As the points $$a$$ and $$b$$ are fixed, so is $$s$$. Hence, speed of the block remains constant.

PS: This was a nice fallacy which our teacher had discussed.

@Trevor Arashiro · 11 months, 3 weeks ago

What if slope of the curve is less than or equal to $$\mu_{k}$$? · 11 months, 2 weeks ago

The question states that the body manages to slide to point $$b$$. So, kinetic friction will always act.

Plus, your objection makes sense if you said that $$\mu_s \geq \tan \theta$$. The inequality $$\mu_k \geq \tan \theta$$ makes no difference to the motion of the block. · 11 months, 2 weeks ago

That's the same start to my proof, but when you say horizontal section of the ramp, are you referring only to the length of the ramp in the x-direction or the total length of the ramp? And another thing to think about: at different angles, while u is constant, the frictional force is greater for flatter sections of the ramp, so does your equation still work for curved ramps? · 11 months, 3 weeks ago

I meant the length of the horizontal section only.

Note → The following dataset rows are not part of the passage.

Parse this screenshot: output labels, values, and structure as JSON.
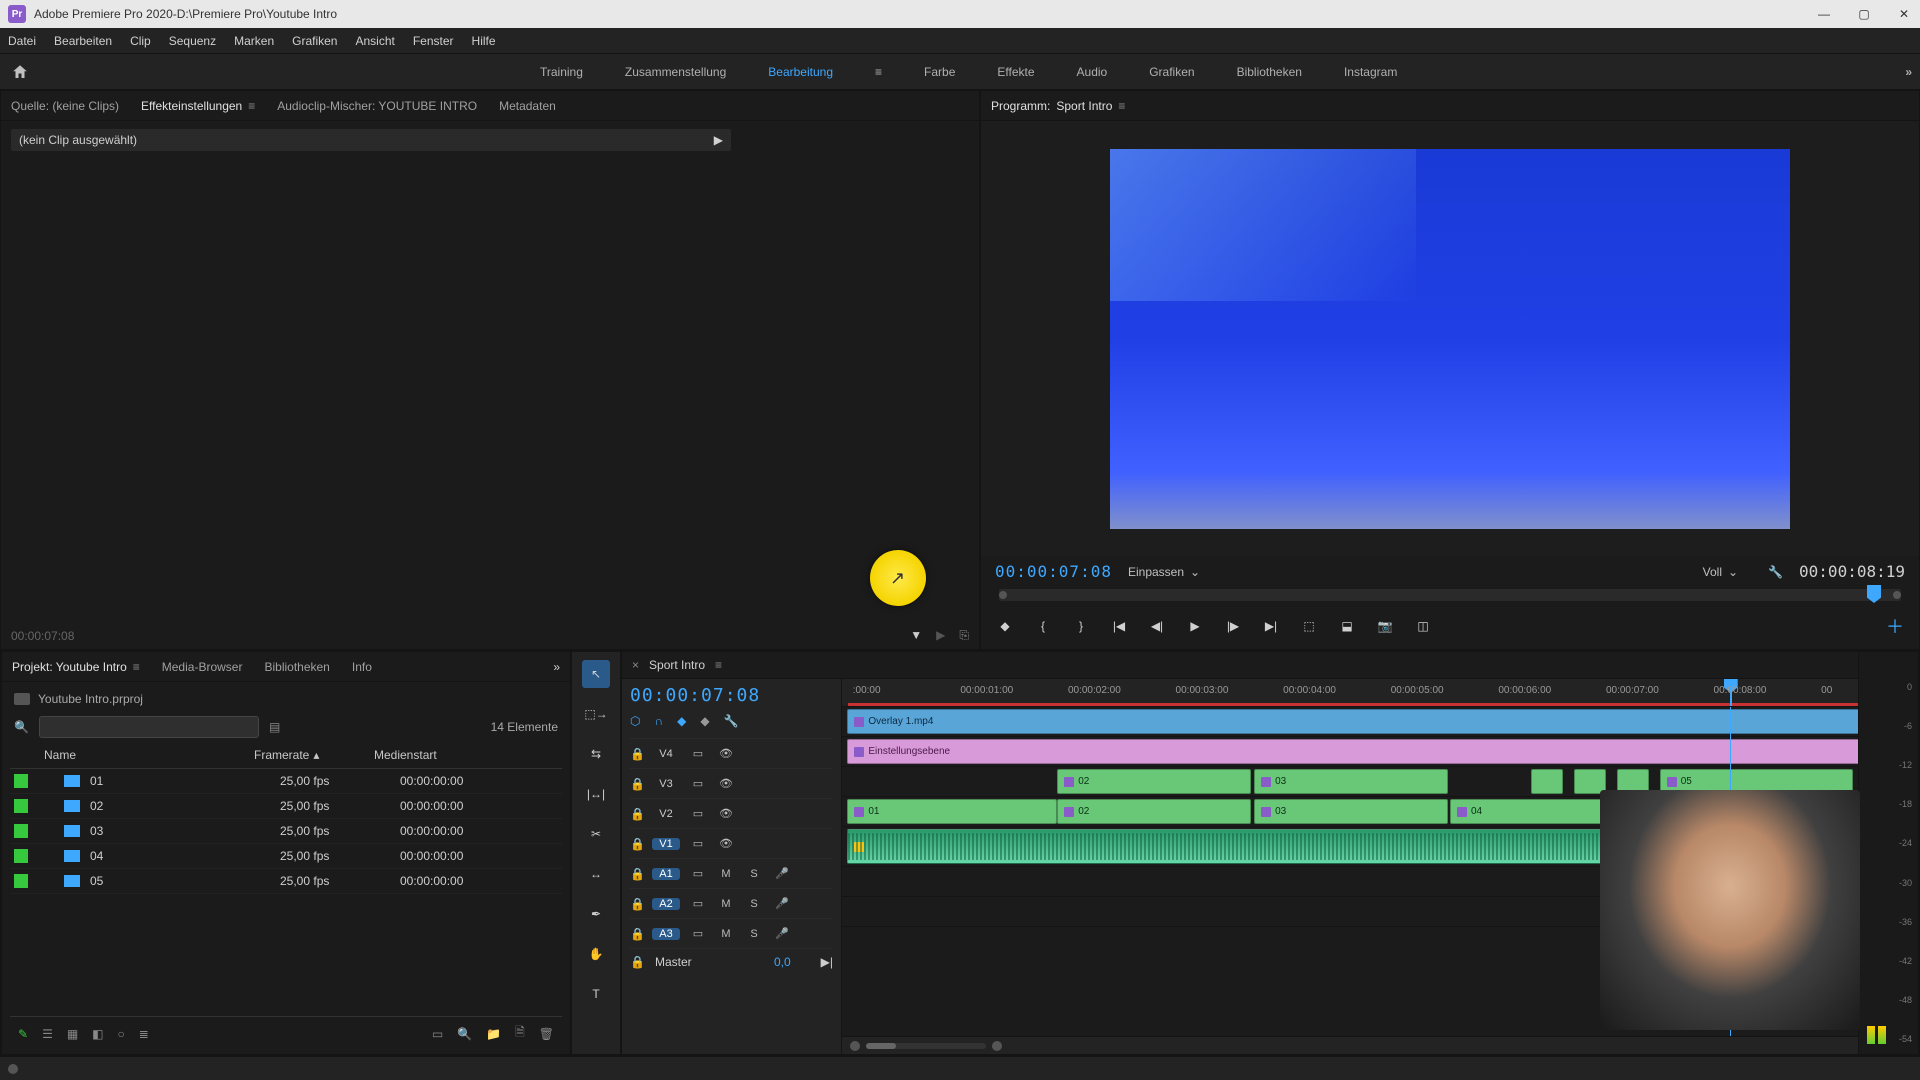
{
  "titlebar": {
    "app": "Adobe Premiere Pro 2020",
    "sep": " - ",
    "path": "D:\\Premiere Pro\\Youtube Intro"
  },
  "menu": [
    "Datei",
    "Bearbeiten",
    "Clip",
    "Sequenz",
    "Marken",
    "Grafiken",
    "Ansicht",
    "Fenster",
    "Hilfe"
  ],
  "workspaces": {
    "items": [
      "Training",
      "Zusammenstellung",
      "Bearbeitung",
      "Farbe",
      "Effekte",
      "Audio",
      "Grafiken",
      "Bibliotheken",
      "Instagram"
    ],
    "active": "Bearbeitung"
  },
  "source_panel": {
    "tabs": {
      "source": "Quelle: (keine Clips)",
      "effect": "Effekteinstellungen",
      "mixer": "Audioclip-Mischer: YOUTUBE INTRO",
      "metadata": "Metadaten"
    },
    "noclip": "(kein Clip ausgewählt)",
    "footer_tc": "00:00:07:08"
  },
  "program": {
    "title_prefix": "Programm: ",
    "sequence": "Sport Intro",
    "timecode": "00:00:07:08",
    "fit": "Einpassen",
    "quality": "Voll",
    "duration": "00:00:08:19"
  },
  "project": {
    "tabs": {
      "project": "Projekt: Youtube Intro",
      "media": "Media-Browser",
      "libs": "Bibliotheken",
      "info": "Info"
    },
    "filename": "Youtube Intro.prproj",
    "count": "14 Elemente",
    "columns": {
      "name": "Name",
      "framerate": "Framerate",
      "mediastart": "Medienstart"
    },
    "rows": [
      {
        "name": "01",
        "fr": "25,00 fps",
        "ms": "00:00:00:00"
      },
      {
        "name": "02",
        "fr": "25,00 fps",
        "ms": "00:00:00:00"
      },
      {
        "name": "03",
        "fr": "25,00 fps",
        "ms": "00:00:00:00"
      },
      {
        "name": "04",
        "fr": "25,00 fps",
        "ms": "00:00:00:00"
      },
      {
        "name": "05",
        "fr": "25,00 fps",
        "ms": "00:00:00:00"
      }
    ]
  },
  "timeline": {
    "sequence": "Sport Intro",
    "timecode": "00:00:07:08",
    "ruler": [
      ":00:00",
      "00:00:01:00",
      "00:00:02:00",
      "00:00:03:00",
      "00:00:04:00",
      "00:00:05:00",
      "00:00:06:00",
      "00:00:07:00",
      "00:00:08:00",
      "00"
    ],
    "tracks": {
      "v4": "V4",
      "v3": "V3",
      "v2": "V2",
      "v1": "V1",
      "a1": "A1",
      "a2": "A2",
      "a3": "A3",
      "master": "Master",
      "master_val": "0,0"
    },
    "toggles": {
      "m": "M",
      "s": "S"
    },
    "clips": {
      "overlay": "Overlay 1.mp4",
      "adjust": "Einstellungsebene",
      "v2": {
        "c02": "02",
        "c03": "03",
        "c05": "05"
      },
      "v1": {
        "c01": "01",
        "c02": "02",
        "c03": "03",
        "c04": "04"
      }
    }
  },
  "meters": {
    "marks": [
      "0",
      "-6",
      "-12",
      "-18",
      "-24",
      "-30",
      "-36",
      "-42",
      "-48",
      "-54"
    ]
  }
}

Yes, this is valid for curved ramps as well. Here's the proof:

Consider a point on the ramp. Let the tengent at this point make an angle $$\theta$$ with the horizontal. Then, if $$dW$$ denotes the work done by friction over a path length $$ds$$, $dW=-\mu_kmg\cos \theta ds$ But, note that $$ds\, \cos \theta=dx$$. Hence, $dW=-\mu_kmg dx\\\implies W=-\mu_kmg(x_b-x_a)$ Assuming $$x_b>x_a$$

So, all ramps are actually equal ;) · 11 months, 3 weeks ago

It must be "$$\mu_k g s$$" · 11 months, 3 weeks ago

Yeah. My bad. · 11 months, 3 weeks ago